Charlotte remarqua qu'après chaque voyage à Paris, elles s'installaient dans un appartement de plus en plus petit. À l'école où elle avait été admise grâce à un ancien patient de son père, elle devint vite «cette Lemonnier». Un jour sa «dame de classe», comme on appelait avant la révolution le professeur principal, la fit venir au tableau – mais non pour l'interroger… Quand Charlotte se dressa devant elle, la dame observa les pieds de la fillette et, avec un sourire dédaigneux, demanda:

– Qu'avez-vous aux pieds, mademoiselle Lemonnier?

Les trente élèves se relevèrent de leurs sièges en tendant le cou, en écarquillant les yeux. Sur le parquet bien ciré, elles virent deux étuis en laine, deux «chaussures» que Charlotte s'était confectionnées elle-même. Écrasée par tous ces regards, Charlotte baissa la tête et crispa involontairement ses orteils à l'intérieur des chaussons comme si elle voulait faire disparaître ses pieds…

À cette époque, elles vivaient déjà dans une vieille isba à la périphérie de la ville. Charlotte ne s'étonnait plus de voir sa mère presque toujours prostrée sur un haut lit paysan, derrière un rideau. Quand Albertine se levait, dans ses yeux, bien qu'ouverts, grouillaient les ombres noires des songes. Elle n'essayait même plus de sourire à sa fille. Avec une louche de cuivre elle puisait dans un seau, buvait longuement et s'en allait. Charlotte savait déjà qu'elles survivaient depuis longtemps grâce au scintillement de quelques bijoux dans le coffret aux incrustations de nacre…

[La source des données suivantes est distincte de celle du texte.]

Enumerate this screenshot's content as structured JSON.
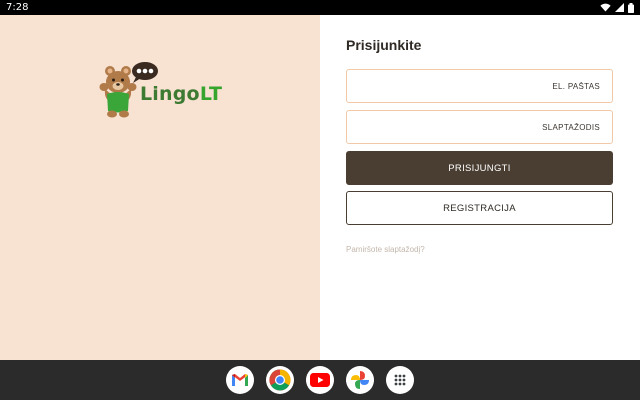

Cette isba, loin des beaux quartiers de Boïarsk, lui plaisait. On voyait moins leur misère dans ces étroites rues courbes noyées sous la neige. Et puis, il était si bon, en rentrant de l'école, de monter sur le vieux perron en bois qui crissait sous les pas, de traverser une entrée obscure dont les murs en gros rondins étaient recouverts d'un épais pelage de givre, et de pousser la lourde porte qui cédait avec un bref gémissement très vivant. Et là, dans la pièce, on pouvait rester un instant sans allumer la lampe, en regardant la petite fenêtre basse s'imprégner du crépuscule violet, en écoutant les rafales neigeuses tinter contre la vitre. Adossée au large flanc chaud du grand poêle, Charlotte sentait la chaleur pénétrer lentement sous son manteau. Elle appliquait ses mains transies sur la pierre tiède – le poêle lui paraissait être l'énorme cœur de cette vieille isba. Et sous la semelle de ses bottes de feutre fondaient les derniers glaçons.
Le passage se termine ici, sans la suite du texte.